Anlaşmalı Boşanma Anlaşmasının Değiştirilmesi veya İptali
Yargıtay’a göre, eşlerden her biri boşanma kararı kesinleşinceye kadar anlaşmalı boşanma iradesinden vazgeçebilir. Bu vazgeçme, mahkemeye sözlü olarak beyan edilebileceği gibi yazılı bir dilekçe ile de bildirilebilir. Bir tarafın vazgeçmesi durumunda, anlaşmalı boşanma davası genellikle çekişmeli boşanma davasına dönüştürülür ve yargılama, boşanma sebeplerine göre devam eder. Mahkeme anlaşmalı boşanma kararını verdikten sonra da, tarafların 14 günlük istinaf süresi içinde karara itiraz etme hakları bulunmaktadır. İstinaf başvurusunda bulunmak da anlaşmalı boşanma iradesinden vazgeçme anlamına gelir ve dosya istinaf mahkemesi tarafından incelenir. Anlaşmalı boşanmadan vazgeçme ile davadan feragat (feragat) farklı kavramlardır. Feragat, davacının dava hakkından vazgeçmesi anlamına gelir ve sonuçları daha kalıcıdır. Anlaşmalı boşanmada ise, karar kesinleşmeden önce iradeden dönme daha yaygındır. Yargıtay 2. Hukuk Dairesi’nin 2020/176 esas, 2022/722 karar sayılı kararında bu durum açıkça belirtilmiştir. Bir anlaşmalı boşanma avukatı, müvekkillerine vazgeçme sürecinin hukuki sonuçları hakkında bilgi verir.

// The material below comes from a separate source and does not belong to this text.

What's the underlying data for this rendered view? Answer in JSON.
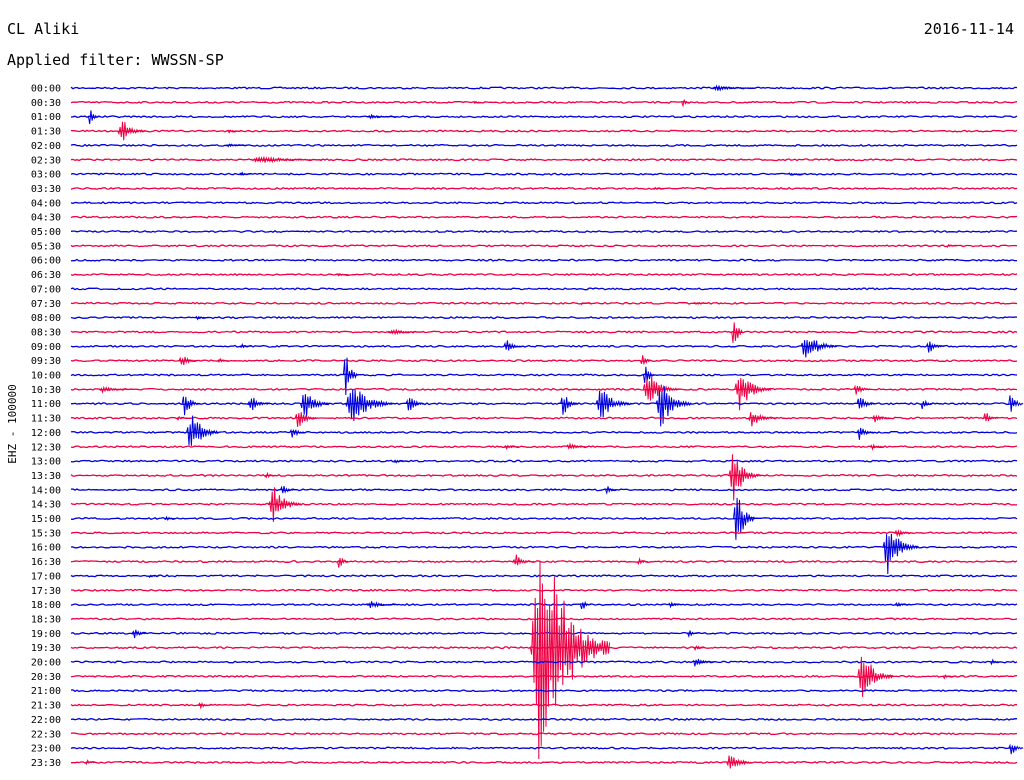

Anlaşmalı Boşanma Avukatı Sonuç
Anlaşmalı boşanma, evlilik birliğini karşılıklı rıza ile sonlandırmak isteyen çiftler için hızlı ve pratik bir çözüm sunmaktadır. Ancak bu sürecin yasal şartlarının ve sonuçlarının doğru bir şekilde anlaşılması, ileride yaşanabilecek sorunların önüne geçilmesi açısından büyük önem taşır. Evliliğin en az bir yıl sürmüş olması, eşlerin boşanma konusunda tam bir anlaşmaya varmış olmaları ve bu anlaşmayı bir protokolle düzenleyerek mahkemeye sunmaları gerekmektedir. Hakim huzurunda boşanma iradelerinin teyit edilmesi ve protokolün hakim tarafından onaylanmasıyla süreç tamamlanır. Anlaşmalı boşanma protokolü, boşanmanın mali sonuçlarını ve çocukların durumunu detaylı bir şekilde düzenlemeli ve açık, kesin ifadeler içermelidir. Her ne kadar avukat tutmak zorunlu olmasa da, hukuki sürecin doğru yönetilmesi ve hak kayıplarının önlenmesi için bir İstanbul boşanma avukatından destek almak faydalı olacaktır. Anlaşmalı boşanma kararının kesinleşmesine kadar tarafların iradelerinden dönebilme imkanı bulunsa da, karar kesinleştikten sonra protokol hükümleri bağlayıcı hale gelir. Bu nedenle, anlaşmalı boşanma sürecine başlamadan önce tüm detayların dikkatlice değerlendirilmesi ve protokolün her iki tarafın da menfaatlerini koruyacak şekilde hazırlanması önem arz etmektedir. İstanbul boşanma avukatı olarak, bu süreçte size her türlü hukuki desteği sağlamaktayız.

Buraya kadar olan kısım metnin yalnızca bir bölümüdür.